Sample Preparation for Western Blotting Analysis
C6 cells cultured in 6-well plates were pre-treated with or without GP IX (25 μM) for 6 h followed by stimulation of LPS and TNF-α for 1 h. For the translocation of NFκB analysis, cytoplasmic and nuclear protein fractions were extracted with Ne-Per Nuclear and Cytoplasmic extraction kit (Thermo Fisher Scientific, Waitham, MA, USA) and dissolved in lysis buffer (CelLytic™ MT mammalian tissue lysis reagent with protease and phosphatase inhibitor cocktails). For the other purposes, the cells were directly lysed in lysis buffer. For the brain cortices, they were homogenized in lysis buffer with a homogenizer (Polytron, PT-MR 1600 E, Switzerland). All protein samples were centrifuged at 12000 rpm for 10 min at 4 °C. Afterwards, they were subjected to western blotting analysis as described elsewhere [15, 34].
Immunocytochemistry
C6 cells were pre-treated with or without GP IX (25 μM) for 6 h before the stimulation of LPS and TNF-α. One hour later, the cells were subjected to immunocytochemistry (ICC) procedure as described previously [17].
Statistical Analysis
All data were expressed as mean ± S.D. All the comparisons among groups were conducted by one-way ANOVA with Dunnett’s post hoc test. Differences were regarded as statistically significant as P value < 0.05.
RESULTS
GP IX Prevented the Production of Inflammatory Mediators in C6 Cells Stimulated by LPS and TNF-α
To determine whether GP IX had direct cytotoxicity on C6 cells, the cell viability was measured using CCK-8 kit. As revealed in Fig. 2a, GP IX treatment from 3.125 to 50 μM for 24 h did not influence the cell viability. Compared with the un-stimulated cells, C6 cells stimulated with LPS and TNF-α combination released much higher level of NO as shown by increased nitrite concentration in the culture medium (Fig. 2b, P < 0.01 or P < 0.001). GP IX pre-treatment dose-dependently reduced the release of NO (P < 0.01 or P < 0.001) with an IC50 around 25 μM. Further western blotting assay exposed that GP IX (25 μM) could markedly reduce the elevation of iNOS induced by LPS and TNF-α (Fig. 2c, P < 0.001), and mitigate the secretion of IL-6 and TNF-α into the medium (Fig. 2d, e, P < 0.001 and P < 0.01). L-NMMA, the iNOS inhibitor used as a positive drug, pre-treatment inhibited the release of NO significantly (P < 0.001). However, it induced the expression of iNOS (P < 0.05). Meanwhile, L-NMMA pre-treatment prevented the secretion of TNF-α significantly (P < 0.01).
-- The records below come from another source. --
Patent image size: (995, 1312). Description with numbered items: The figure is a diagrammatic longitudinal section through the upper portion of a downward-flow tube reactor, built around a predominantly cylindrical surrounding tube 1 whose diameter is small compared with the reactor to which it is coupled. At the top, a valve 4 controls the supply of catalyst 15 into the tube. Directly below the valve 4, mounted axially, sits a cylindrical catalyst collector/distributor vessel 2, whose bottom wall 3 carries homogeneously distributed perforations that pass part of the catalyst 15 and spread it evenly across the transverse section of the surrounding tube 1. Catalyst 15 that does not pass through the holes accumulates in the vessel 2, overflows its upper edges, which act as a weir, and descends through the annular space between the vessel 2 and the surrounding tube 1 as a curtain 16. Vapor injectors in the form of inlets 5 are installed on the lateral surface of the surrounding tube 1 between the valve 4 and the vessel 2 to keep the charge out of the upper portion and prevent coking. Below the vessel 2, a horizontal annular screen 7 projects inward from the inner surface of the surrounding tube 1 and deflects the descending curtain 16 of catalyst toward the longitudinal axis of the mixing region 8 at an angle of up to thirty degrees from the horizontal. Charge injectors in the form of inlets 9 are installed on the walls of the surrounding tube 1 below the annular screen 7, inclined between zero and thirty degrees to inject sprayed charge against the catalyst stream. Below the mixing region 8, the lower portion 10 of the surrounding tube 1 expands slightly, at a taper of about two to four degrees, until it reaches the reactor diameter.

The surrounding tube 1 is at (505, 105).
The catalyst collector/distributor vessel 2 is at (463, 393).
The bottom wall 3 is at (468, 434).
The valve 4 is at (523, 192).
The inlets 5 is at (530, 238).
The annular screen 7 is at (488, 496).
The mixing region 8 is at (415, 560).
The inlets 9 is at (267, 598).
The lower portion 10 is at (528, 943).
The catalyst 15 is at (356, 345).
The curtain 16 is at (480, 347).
GP IX prevented the production of inflammatory mediators in C6 cells induced by LPS and TNFα. a GP IX treatment at different doses (0, 3.125, 6.25, 12.5, 25, 50 μM) for 24 h did not change the cell viability of C6 cells. b GP IX pre-treatment at different doses (3.125, 6.25, 12.5, 25, 50 μM) and L-NMMA pre-treatment (4 μM) for 2 h followed by LPS and TNF-α stimulation for 24 h inhibited the NO production in C6 cells. c GP IX pre-treatment (25 μM) for 2 h suppressed the protein expression of iNOS in C6 cells upon LPS and TNF-α stimulation for 24 h. d, e GP IX pre-treatment (25 μM) prevented the elevation of IL-6 and TNF-α concentration in C6 cell culture medium. Model group, treated with LPS (1 μg/ml) and TNF-α (10 ng/ml). *P < 0.05; **P < 0.01; ***P < 0.001 vs model group, mean ± S.D. The data shown were one of the representative results from at least three independent experiments.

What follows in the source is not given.